Rouquin, emballé, proposa : « Que diriez-vous de... Grincheux Poilenbrous ? »
La petite fille, amusée, renchérit : « Ou alors... Ronchon des Terriers ! »
Le blaireau, d'abord vexé, ne put retenir un rictus : « Peuh ! Vous n'y êtes pas du tout. Si vous voulez un surnom qui me colle à la peau, ce serait plutôt... Blairounet le Philosophe ! »
Cette fois, ce fut au tour de Jojo d'être plié en deux : « Parfait, seigneur Blairounet ! Vous voyez, vous aussi vous pouvez jouer avec votre image. C'est ça, l'autodérision : faire de ses faiblesses une force comique ! »
Sur cette bonne parole, le lièvre reprit de plus belle ses pitreries, entraînant nos amis dans un tourbillon de rires et de chansons. Quand vint le moment de se quitter, tous avaient le cœur léger et l'esprit pétillant.
« Merci pour cette belle leçon, Jojo ! » s'exclama la fillette en l'embrassant sur la joue.
« Oui, merci l'ami ! » renchérit Rouquin. « Grâce à toi, je vais pouvoir rire de mes mésaventures de chasse. Comme la fois où j'ai voulu épater une renarde avec mes talents d'imitateur, et que je me suis retrouvé à braire comme un âne devant toute la forêt ! »

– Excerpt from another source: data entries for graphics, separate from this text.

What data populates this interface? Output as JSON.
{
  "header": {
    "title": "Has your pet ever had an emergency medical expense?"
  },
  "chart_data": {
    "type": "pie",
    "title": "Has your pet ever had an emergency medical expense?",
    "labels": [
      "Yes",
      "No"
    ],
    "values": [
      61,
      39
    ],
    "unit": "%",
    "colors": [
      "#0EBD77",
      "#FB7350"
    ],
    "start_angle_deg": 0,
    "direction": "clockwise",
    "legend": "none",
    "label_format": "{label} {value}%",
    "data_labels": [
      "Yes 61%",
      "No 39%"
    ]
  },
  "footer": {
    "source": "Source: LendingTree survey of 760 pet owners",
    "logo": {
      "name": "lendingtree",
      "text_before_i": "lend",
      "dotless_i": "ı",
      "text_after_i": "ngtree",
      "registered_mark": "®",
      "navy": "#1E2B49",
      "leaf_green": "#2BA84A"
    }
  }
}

Le petit groupe éclata de rire, et même le blaireau esquissa un sourire. Jojo, ravi de voir ses enseignements porter leurs fruits, conclut malicieusement :
« N'oubliez pas, mes amis : le rire est le meilleur des remèdes, mais aussi le plus beau des cadeaux. Alors n'hésitez pas à le partager autour de vous, surtout dans les moments difficiles ! Car rire ensemble, c'est déjà résister ensemble. C'est affirmer que la vie est plus forte que tout, que la joie finira toujours par l'emporter. Même si le chemin est long et semé d'embûches... »

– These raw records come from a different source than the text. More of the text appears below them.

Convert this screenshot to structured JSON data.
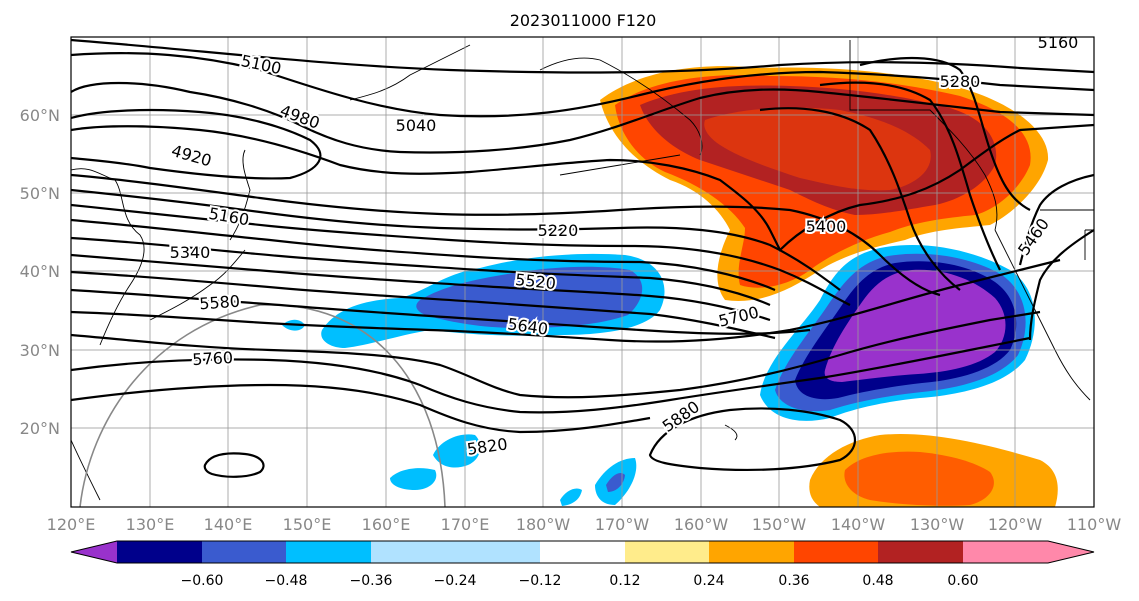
{
  "title": "2023011000 F120",
  "lat_labels": [
    "60°N",
    "50°N",
    "40°N",
    "30°N",
    "20°N"
  ],
  "lon_labels": [
    "120°E",
    "130°E",
    "140°E",
    "150°E",
    "160°E",
    "170°E",
    "180°W",
    "170°W",
    "160°W",
    "150°W",
    "140°W",
    "130°W",
    "120°W",
    "110°W"
  ],
  "contour_labels": [
    "5100",
    "4980",
    "5040",
    "4920",
    "5160",
    "5220",
    "5280",
    "5160",
    "5340",
    "5400",
    "5460",
    "5520",
    "5580",
    "5640",
    "5700",
    "5760",
    "5820",
    "5880"
  ],
  "colorbar": {
    "tick_labels": [
      "−0.60",
      "−0.48",
      "−0.36",
      "−0.24",
      "−0.12",
      "0.12",
      "0.24",
      "0.36",
      "0.48",
      "0.60"
    ],
    "colors": [
      "#9932CC",
      "#00008B",
      "#3A5BCF",
      "#00BFFF",
      "#B0E2FF",
      "#FFFFFF",
      "#FFEC8B",
      "#FFA500",
      "#FF4500",
      "#B22222",
      "#FF88AA"
    ]
  }
}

Sur ces mots, le lièvre les salua d'une dernière cabriole avant de s'éclipser dans les fourrés. Nos compagnons, le cœur réchauffé et l'esprit ragaillardi, reprirent leur route avec un regain d'énergie. Ils ignoraient quelles nouvelles épreuves les attendaient, mais une chose était sûre : ils les affronteraient le sourire aux lèvres. Car Jojo Lapatouille leur avait fait le plus beau des cadeaux : la certitude que le rire pouvait tout guérir, ou presque.
Longtemps, ils deviseraient de cette rencontre providentielle, se remémorant les facéties et les mots d'esprit du joyeux lièvre. Et à chaque fois, une douce chaleur envahirait leur cœur, comme une braise qui jamais ne s'éteint tout à fait. La braise de l'espoir et de la joie de vivre, que même les pires tourments ne pourraient réduire en cendres.
Rouquin, fier de son nouveau credo, en tirerait même une maxime : « Le rire, c'est comme le parfum des fleurs : ça embaume la vie et ça fait fuir les malheurs ! »
Ce trait d’esprit à la fois drôle et poétique devint rapidement le credo de la bande. Une devise qu’ils se rappelleraient dans les moments de doute ou de tristesse, un signe complice que la bonne humeur est le remède ultime.